Он вышел, сильно взволнованный, и бродил весь день, размышляя над этой странной проблемой. Затем он решил, если это когда-нибудь повторится, изложить свое дело начальнику полиции и установить наблюдение за домом ночью.
Приняв это решение, он вернулся домой и лег спать. Утром, проснувшись, он обнаружил, что Фортуна снова посетила его. Первое удивление от этого события уже прошло; поэтому он встал, оделся и неторопливо сел, чтобы пересчитать деньги, прежде чем подать заявление в полицию. В то время как он был занят составлением маленьких золотых столбиков, по двадцать в каждом, внезапно раздался стук в его дверь.
У него не было друзей в Эмсе. Он вздрогнул, словно был в чем-то виноват, и поспешно бросил пальто на стол, чтобы скрыть золото. Могло ли быть так, что этот визитер имел какое-то отношение к деньгам? Был ли он заподозрен в чем-то таком… Стук повторился, на этот раз более настойчиво. Он открыл дверь. На пороге стоял барон фон Гогендорф!
— Как! Барон фон Гогендорф в Эмсе! Я рад… этой чести… я… прошу вас, присаживайтесь.
Сердце бедного молодого драгуна билось так сильно, и он так дрожал от радости, надежды и удивления, что едва мог говорить.
Барон пристально, но строго посмотрел на него, отодвинул предложенный стул и не обратил внимания на протянутую руку.
— Да, господин граф, — сухо сказал он. — Я прибыл вчера в это место. Вы не ожидали увидеть меня?
— На самом деле, нет. Это удовольствие… наслаждение… это…
Он был взволнован; забыв, что его посетитель стоит, он сел, но тотчас же поднялся.
— И все же, я видел вас, господин граф, вчера вечером, когда вы выходили из курзала.
— Я? Но, сэр, вчера я не был в курзале; однако мне очень жаль, что меня там не было, поскольку в противном случае я имел бы честь встретиться с вами.
— Прошу прощения, господин граф, но я вас там видел. Бесполезно спорить со мной по этому поводу, потому что я простоял рядом с вашим креслом большую часть часа. Вы знаете, почему я сегодня утром здесь, в вашей квартире?

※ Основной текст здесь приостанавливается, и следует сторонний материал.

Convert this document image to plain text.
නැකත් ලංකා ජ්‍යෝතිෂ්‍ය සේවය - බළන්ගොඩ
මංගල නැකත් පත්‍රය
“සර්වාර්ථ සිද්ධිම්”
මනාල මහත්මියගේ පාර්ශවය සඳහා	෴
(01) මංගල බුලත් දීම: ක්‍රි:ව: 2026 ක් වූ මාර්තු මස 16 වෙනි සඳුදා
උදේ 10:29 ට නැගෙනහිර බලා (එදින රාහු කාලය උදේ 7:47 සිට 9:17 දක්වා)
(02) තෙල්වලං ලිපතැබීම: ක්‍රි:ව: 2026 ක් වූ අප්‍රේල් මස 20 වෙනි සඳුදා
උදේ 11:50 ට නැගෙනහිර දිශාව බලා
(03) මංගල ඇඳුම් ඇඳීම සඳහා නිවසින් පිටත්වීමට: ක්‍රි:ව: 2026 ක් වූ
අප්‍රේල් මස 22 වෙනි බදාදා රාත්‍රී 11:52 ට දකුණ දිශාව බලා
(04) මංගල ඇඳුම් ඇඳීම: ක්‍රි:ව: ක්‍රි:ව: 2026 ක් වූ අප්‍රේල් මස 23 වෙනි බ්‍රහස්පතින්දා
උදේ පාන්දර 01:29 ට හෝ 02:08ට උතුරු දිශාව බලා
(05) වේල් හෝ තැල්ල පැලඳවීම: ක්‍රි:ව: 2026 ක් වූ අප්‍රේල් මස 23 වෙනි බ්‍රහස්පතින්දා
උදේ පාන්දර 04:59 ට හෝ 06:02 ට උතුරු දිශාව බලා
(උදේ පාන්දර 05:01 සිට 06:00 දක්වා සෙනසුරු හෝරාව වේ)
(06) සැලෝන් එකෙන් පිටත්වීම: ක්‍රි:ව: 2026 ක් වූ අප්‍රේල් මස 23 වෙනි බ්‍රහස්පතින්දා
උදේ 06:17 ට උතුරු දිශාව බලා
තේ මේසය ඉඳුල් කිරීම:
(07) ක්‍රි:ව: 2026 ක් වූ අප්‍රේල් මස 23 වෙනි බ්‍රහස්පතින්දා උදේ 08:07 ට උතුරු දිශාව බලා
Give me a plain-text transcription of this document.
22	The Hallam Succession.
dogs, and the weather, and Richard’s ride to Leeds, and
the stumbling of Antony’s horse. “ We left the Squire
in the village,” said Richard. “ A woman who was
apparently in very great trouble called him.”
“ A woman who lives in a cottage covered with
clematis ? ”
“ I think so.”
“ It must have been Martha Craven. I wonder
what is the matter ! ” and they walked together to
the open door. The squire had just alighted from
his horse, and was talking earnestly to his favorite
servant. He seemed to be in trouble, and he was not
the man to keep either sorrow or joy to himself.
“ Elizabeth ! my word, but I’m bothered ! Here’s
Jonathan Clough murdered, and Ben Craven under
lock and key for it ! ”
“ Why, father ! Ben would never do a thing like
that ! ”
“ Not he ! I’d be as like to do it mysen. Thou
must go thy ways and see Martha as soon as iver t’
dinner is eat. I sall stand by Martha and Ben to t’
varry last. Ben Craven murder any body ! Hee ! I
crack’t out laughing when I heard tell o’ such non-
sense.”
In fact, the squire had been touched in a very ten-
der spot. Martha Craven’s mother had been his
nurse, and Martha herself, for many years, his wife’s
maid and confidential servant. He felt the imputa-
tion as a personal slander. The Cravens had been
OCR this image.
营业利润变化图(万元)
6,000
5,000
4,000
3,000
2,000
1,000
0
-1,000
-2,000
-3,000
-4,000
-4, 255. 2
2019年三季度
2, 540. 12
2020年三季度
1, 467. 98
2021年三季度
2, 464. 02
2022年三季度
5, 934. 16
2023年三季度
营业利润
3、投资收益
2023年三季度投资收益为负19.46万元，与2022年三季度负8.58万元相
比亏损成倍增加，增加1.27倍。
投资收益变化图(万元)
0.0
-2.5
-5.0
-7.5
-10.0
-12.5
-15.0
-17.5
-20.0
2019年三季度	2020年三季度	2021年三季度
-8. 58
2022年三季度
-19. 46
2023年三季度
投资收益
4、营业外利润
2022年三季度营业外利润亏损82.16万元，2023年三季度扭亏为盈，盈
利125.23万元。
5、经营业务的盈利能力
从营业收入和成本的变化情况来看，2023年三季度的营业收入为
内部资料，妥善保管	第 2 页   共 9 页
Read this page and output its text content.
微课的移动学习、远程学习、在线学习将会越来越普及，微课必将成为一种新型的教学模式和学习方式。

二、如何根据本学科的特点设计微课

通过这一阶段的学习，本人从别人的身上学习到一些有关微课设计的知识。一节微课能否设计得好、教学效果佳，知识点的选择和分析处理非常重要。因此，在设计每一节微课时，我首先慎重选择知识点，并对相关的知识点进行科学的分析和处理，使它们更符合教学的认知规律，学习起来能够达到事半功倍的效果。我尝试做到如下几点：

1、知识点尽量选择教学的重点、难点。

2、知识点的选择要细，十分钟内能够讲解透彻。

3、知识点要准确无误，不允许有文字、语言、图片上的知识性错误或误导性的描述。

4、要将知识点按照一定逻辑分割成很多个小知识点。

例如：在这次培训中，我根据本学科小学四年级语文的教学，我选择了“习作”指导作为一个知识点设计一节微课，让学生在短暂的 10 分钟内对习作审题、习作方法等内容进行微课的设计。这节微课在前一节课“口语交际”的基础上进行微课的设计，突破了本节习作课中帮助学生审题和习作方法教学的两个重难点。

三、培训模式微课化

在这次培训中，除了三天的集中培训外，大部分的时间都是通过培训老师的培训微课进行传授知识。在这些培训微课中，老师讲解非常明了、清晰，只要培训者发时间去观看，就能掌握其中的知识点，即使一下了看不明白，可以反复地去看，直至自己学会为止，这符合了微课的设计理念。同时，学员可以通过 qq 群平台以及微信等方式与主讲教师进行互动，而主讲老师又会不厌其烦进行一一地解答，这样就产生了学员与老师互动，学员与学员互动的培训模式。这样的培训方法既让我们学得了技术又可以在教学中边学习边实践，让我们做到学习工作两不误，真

Молодой человек покраснел, запнулся, побледнел. Он знал только одну причину, которая могла привести к нему барона. Может быть, он смягчился? Может быть, у него возник великодушный замысел — осчастливить сердца двух влюбленных, дав согласие, в котором прежде отказывал? Случалось и более невозможное. Неужели барон оказался способен на такую доброту? Что-то в этом роде он бормотал отрывистыми фразами, его глаза были устремлены в пол, а руки нервно теребили перо.
Барон выпрямился во весь рост. Если раньше он выглядел суровым, то теперь — разъяренным. Несколько мгновений он не мог заговорить. Наконец его гнев прорвался наружу.